Un bon outil pour les PoC BI

Au moins, QuickSight va mettre la pression sur les prix des fournisseurs BI, note Boris Evelson. A titre de comparaison, l’offre cloud de Tableau démarre à 500$ par utilisateur et par an, tandis que la version sur site (Desktop) coûte 999$ par utilisateur et par mois. Ce sont évidemment les éditeurs qui réalisent les marges les plus importantes sur des solutions on-premise qui seront les plus touchés par l’offre QuickSight.

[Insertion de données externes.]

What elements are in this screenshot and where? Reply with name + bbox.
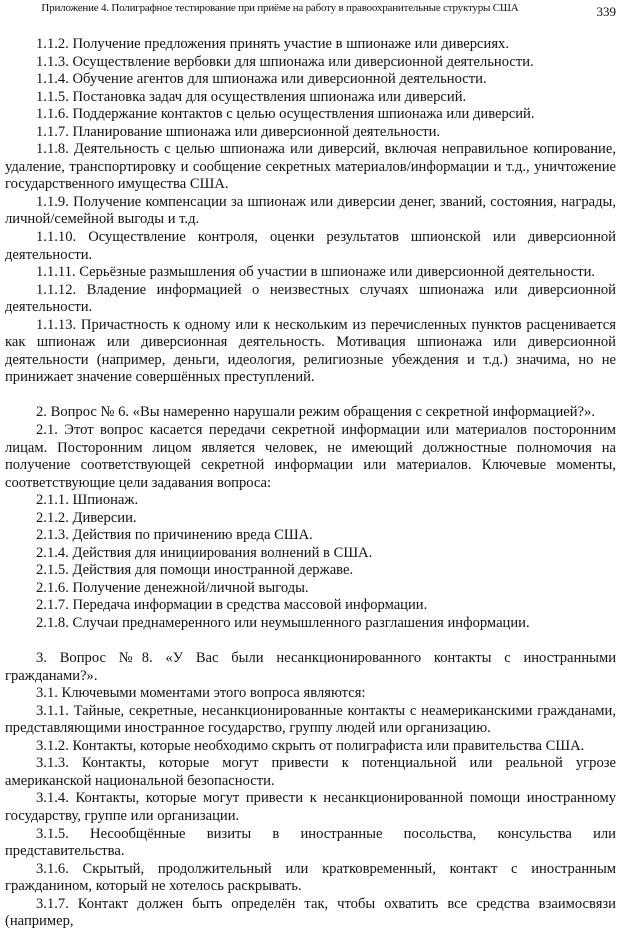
paragraph: 1.1.6. Поддержание контактов с целью осуществления шпионажа или диверсий. xyxy=(36,106,535,123)
spacer xyxy=(5,387,616,405)
page-body xyxy=(5,36,616,931)
paragraph: 3.1.7. Контакт должен быть определён так, чтобы охватить все средства взаимосвязи (например, xyxy=(5,895,616,930)
paragraph: 2.1.8. Случаи преднамеренного или неумышленного разглашения информации. xyxy=(36,615,530,631)
paragraph: 2. Вопрос № 6. «Вы намеренно нарушали режим обращения с секретной информацией?». xyxy=(36,404,595,421)
paragraph: 1.1.13. Причастность к одному или к нескольким из перечисленных пунктов расценивается как шпионаж или диверсионная деятельность. Мотивация шпионажа или диверсионной деятельности (например, деньги, идеология, религиозные убеждения и т.д.) значима, но не принижает значение совершённых преступлений. xyxy=(5,316,616,386)
paragraph: 1.1.10. Осуществление контроля, оценки результатов шпионской или диверсионной деятельности. xyxy=(5,229,616,263)
paragraph: 2.1.4. Действия для инициирования волнений в США. xyxy=(36,544,373,561)
paragraph: 3.1.5. Несообщённые визиты в иностранные посольства, консульства или представительства. xyxy=(5,825,616,860)
paragraph: 2.1.6. Получение денежной/личной выгоды. xyxy=(36,579,309,596)
paragraph: 2.1.5. Действия для помощи иностранной державе. xyxy=(36,562,354,579)
paragraph: 3.1.2. Контакты, которые необходимо скрыть от полиграфиста или правительства США. xyxy=(36,737,585,754)
paragraph: 1.1.8. Деятельность с целью шпионажа или диверсий, включая неправильное копирование, удаление, транспортировку и сообщение секретных материалов/информации и т.д., уничтожение государственного имущества США. xyxy=(5,141,616,193)
section-question-8 xyxy=(5,650,616,931)
paragraph: 3.1.4. Контакты, которые могут привести к несанкционированной помощи иностранному государству, группе или организации. xyxy=(5,790,616,824)
paragraph: 1.1.4. Обучение агентов для шпионажа или диверсионной деятельности. xyxy=(36,71,487,88)
paragraph: 2.1. Этот вопрос касается передачи секретной информации или материалов посторонним лицам. Посторонним лицом является человек, не имеющий должностные полномочия на получение соответствующей секретной информации или материалов. Ключевые моменты, соответствующие цели задавания вопроса: xyxy=(5,421,616,491)
paragraph: 3. Вопрос №8. «У Вас были несанкционированного контакты с иностранными гражданами?». xyxy=(5,650,616,684)
paragraph: 3.1.3. Контакты, которые могут привести к потенциальной или реальной угрозе американской национальной безопасности. xyxy=(5,755,616,789)
paragraph: 1.1.12. Владение информацией о неизвестных случаях шпионажа или диверсионной деятельности. xyxy=(5,281,616,316)
paragraph: 2.1.3. Действия по причинению вреда США. xyxy=(36,527,313,544)
section-espionage-items xyxy=(5,36,616,387)
paragraph: 1.1.5. Постановка задач для осуществления шпионажа или диверсий. xyxy=(36,88,467,105)
section-question-6 xyxy=(5,404,616,632)
paragraph: 1.1.2. Получение предложения принять участие в шпионаже или диверсиях. xyxy=(36,36,509,52)
paragraph: 1.1.3. Осуществление вербовки для шпионажа или диверсионной деятельности. xyxy=(36,53,534,70)
paragraph: 2.1.2. Диверсии. xyxy=(36,509,137,526)
paragraph: 1.1.9. Получение компенсации за шпионаж или диверсии денег, званий, состояния, награды, личной/семейной выгоды и т.д. xyxy=(5,193,616,228)
paragraph: 3.1.6. Скрытый, продолжительный или кратковременный, контакт с иностранным гражданином, который не хотелось раскрывать. xyxy=(5,860,616,895)
paragraph: 3.1.1. Тайные, секретные, несанкционированные контакты с неамериканскими гражданами, представляющими иностранное государство, группу людей или организацию. xyxy=(5,702,616,737)
spacer xyxy=(5,633,616,651)
paragraph: 3.1. Ключевыми моментами этого вопроса являются: xyxy=(36,685,366,702)
paragraph: 1.1.7. Планирование шпионажа или диверсионной деятельности. xyxy=(36,123,441,140)
paragraph: 1.1.11. Серьёзные размышления об участии в шпионаже или диверсионной деятельности. xyxy=(36,264,596,281)
page-number: 339 xyxy=(596,4,616,19)
paragraph: 2.1.7. Передача информации в средства массовой информации. xyxy=(36,597,428,614)
paragraph: 2.1.1. Шпионаж. xyxy=(36,492,139,509)
running-header: Приложение 4. Полиграфное тестирование при приёме на работу в правоохранительные структуры США xyxy=(41,2,519,14)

Pour l’analyste de Forrester, cela en fait un bon outil pour les Proof of Concepts pour les entreprises qui veulent démarrer en BI, en particulier pour ceux dont les applications tournent depuis l’origine dans le cloud d’AWS. Toutefois, le TCO sur la durée de vie du produit et le manque de connecteurs avec d’autres applications d’entreprise signifie qu’il présentera des limites pour certains clients, ne manque pas de souligner Boris Evelson. Mais la rapidité de déploiement de QuickSight et sa capacité à permettre à tous les utilisateurs d’une même équipe d’y accéder rapidement en font une proposition BI assez puissante, conclut-il. AWS compte donc désormais parmi les fournisseurs d’outils BI dans le cloud, au même titre que Saleforce avec son cloud Analytics et Microsoft avec PowerBI. C’est une progression naturelle pour les opérateurs de cloud d’offrir des capacités d’analyse pour des données déjà stockées sur leur plateforme. Mais cela se fait aux dépens des éditeurs indépendants qui ont investi les premiers cette opportunité de marché.